One method of “moving things along” without the need for a violent coup would be to place him in a long-term hospital for the terminally ill, suggested former MI6 chief Richard Dearlove.

Rumors persist in Moscow that Putin recently underwent surgery to treat his illness.

However, in an interview with French television, Foreign Minister Sergei Lavrov said that no one “sanely” sees any signs of illness in Putin, who reportedly has his food tested before eating it and forbids his staff from standing too close to him.

“You can watch him on screens, read and listen to his speeches,” Lavrov said in comments published by the Russian Foreign Ministry.

“I leave it to those who spread such rumours.

It comes after a new report revealed that his bodyguards have been collecting his excrement on foreign trips in an attempt to prevent people from gathering information about his health.

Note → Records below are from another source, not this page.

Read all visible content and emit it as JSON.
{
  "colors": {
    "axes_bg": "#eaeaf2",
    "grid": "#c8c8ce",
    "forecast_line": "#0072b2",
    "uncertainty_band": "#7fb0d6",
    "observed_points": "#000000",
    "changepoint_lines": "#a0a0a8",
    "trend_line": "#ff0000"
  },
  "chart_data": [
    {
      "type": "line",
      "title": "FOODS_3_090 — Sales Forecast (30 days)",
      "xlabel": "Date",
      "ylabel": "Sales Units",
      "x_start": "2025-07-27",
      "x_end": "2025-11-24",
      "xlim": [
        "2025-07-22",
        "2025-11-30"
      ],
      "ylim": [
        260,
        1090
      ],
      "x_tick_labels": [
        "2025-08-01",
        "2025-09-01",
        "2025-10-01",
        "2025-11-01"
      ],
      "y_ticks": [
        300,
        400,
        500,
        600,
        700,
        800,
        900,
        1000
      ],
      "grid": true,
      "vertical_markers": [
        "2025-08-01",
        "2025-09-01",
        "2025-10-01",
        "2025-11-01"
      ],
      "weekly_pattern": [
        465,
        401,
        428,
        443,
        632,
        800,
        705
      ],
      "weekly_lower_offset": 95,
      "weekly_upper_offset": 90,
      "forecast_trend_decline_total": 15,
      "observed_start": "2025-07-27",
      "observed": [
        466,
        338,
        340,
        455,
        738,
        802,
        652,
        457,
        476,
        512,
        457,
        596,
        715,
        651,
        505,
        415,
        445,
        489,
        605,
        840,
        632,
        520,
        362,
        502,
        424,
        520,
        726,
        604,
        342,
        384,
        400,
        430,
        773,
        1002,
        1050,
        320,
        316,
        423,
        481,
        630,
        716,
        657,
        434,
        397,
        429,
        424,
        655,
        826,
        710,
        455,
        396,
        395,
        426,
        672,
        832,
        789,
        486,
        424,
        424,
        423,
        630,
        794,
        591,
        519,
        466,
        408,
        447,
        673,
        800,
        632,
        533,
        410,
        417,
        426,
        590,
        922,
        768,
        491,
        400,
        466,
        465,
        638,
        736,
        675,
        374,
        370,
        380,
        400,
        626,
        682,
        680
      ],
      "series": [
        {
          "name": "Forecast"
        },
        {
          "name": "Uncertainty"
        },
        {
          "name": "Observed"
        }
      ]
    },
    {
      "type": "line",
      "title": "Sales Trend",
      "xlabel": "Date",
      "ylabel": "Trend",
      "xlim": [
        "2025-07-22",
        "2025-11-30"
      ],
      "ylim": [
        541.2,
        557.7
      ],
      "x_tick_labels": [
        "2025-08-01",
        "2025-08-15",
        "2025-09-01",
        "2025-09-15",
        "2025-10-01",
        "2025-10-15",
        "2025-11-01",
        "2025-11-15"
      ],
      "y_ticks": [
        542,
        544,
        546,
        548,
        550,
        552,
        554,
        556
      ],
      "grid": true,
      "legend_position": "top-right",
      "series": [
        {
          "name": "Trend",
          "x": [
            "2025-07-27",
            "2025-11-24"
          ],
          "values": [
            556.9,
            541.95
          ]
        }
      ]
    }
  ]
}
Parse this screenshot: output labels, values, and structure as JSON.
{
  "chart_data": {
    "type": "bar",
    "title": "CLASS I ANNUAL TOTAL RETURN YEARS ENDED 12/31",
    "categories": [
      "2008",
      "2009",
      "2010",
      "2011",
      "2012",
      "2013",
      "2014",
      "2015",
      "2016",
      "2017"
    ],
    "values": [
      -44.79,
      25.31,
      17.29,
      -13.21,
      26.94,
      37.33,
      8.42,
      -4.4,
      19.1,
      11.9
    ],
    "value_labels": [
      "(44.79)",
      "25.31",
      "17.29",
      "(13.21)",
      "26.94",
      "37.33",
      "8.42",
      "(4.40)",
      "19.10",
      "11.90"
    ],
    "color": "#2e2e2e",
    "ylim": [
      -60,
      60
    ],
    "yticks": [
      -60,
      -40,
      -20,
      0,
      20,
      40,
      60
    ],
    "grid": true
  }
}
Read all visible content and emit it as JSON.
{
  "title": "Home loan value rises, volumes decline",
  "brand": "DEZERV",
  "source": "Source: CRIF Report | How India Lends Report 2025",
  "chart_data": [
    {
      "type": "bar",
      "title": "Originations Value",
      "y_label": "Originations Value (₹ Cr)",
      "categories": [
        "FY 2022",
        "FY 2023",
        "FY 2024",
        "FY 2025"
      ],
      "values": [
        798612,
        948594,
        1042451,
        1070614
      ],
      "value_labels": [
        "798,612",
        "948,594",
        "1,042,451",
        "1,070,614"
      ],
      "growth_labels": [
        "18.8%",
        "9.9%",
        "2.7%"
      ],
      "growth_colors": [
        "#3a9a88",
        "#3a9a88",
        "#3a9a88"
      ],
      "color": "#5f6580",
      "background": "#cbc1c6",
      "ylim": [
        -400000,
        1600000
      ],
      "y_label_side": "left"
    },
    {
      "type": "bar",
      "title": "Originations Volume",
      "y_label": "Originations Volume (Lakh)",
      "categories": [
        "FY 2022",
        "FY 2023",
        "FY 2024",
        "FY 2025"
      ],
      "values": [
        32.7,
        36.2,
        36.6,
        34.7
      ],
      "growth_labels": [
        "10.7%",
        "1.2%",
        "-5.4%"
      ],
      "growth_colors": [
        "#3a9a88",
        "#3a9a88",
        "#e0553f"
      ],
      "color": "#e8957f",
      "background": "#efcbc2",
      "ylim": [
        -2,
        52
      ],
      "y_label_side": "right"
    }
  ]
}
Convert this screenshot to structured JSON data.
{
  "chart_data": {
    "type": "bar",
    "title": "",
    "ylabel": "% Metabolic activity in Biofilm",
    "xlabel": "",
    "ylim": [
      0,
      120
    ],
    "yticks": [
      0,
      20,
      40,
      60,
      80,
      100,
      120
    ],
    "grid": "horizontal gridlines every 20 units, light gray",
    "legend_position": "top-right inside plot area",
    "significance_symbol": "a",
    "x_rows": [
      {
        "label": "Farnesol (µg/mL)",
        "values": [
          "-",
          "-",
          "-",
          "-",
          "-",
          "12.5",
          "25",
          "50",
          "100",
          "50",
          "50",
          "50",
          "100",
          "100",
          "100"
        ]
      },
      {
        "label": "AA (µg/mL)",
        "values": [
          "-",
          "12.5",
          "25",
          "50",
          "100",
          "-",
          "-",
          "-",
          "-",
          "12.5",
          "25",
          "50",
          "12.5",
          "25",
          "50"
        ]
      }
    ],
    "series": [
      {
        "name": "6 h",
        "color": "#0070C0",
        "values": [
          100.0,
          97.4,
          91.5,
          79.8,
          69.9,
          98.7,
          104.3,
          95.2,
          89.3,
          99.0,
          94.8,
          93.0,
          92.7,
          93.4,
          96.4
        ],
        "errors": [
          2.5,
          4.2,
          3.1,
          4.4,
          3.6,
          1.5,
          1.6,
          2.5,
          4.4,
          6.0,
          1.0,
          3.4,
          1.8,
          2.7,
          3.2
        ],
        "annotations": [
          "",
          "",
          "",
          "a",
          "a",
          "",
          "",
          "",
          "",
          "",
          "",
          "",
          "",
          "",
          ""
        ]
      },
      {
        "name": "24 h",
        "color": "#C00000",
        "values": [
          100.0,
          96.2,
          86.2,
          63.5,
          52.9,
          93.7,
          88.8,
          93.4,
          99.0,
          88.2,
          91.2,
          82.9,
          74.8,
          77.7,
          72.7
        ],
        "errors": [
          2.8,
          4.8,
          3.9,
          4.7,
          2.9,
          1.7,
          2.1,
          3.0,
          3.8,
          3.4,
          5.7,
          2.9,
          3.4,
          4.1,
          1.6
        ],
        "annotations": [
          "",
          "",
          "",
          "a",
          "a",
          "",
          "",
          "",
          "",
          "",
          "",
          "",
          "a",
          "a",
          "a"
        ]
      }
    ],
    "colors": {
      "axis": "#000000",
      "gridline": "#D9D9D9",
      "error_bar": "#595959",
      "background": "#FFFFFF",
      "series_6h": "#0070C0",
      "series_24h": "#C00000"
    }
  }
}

Members of the Federal Protective Service are “responsible for collecting his bodily waste” in special packages that are stored in a dedicated briefcase until he returns to Russia.

According to two investigative journalists from the French news magazine Paris Match, collecting Putin’s excrement is part of the work of the Federal Protective Service, as they are tasked with protecting high-ranking government officials at all costs.

Reporters Regis Gente, who has written two books on Russia, and Mikhail Rubin, who has covered Russian current events for more than a decade, say two examples of Putin’s excrement collection were from the president’s visit to France on May 29, 2017, and to Saudi Arabia in in October 2019.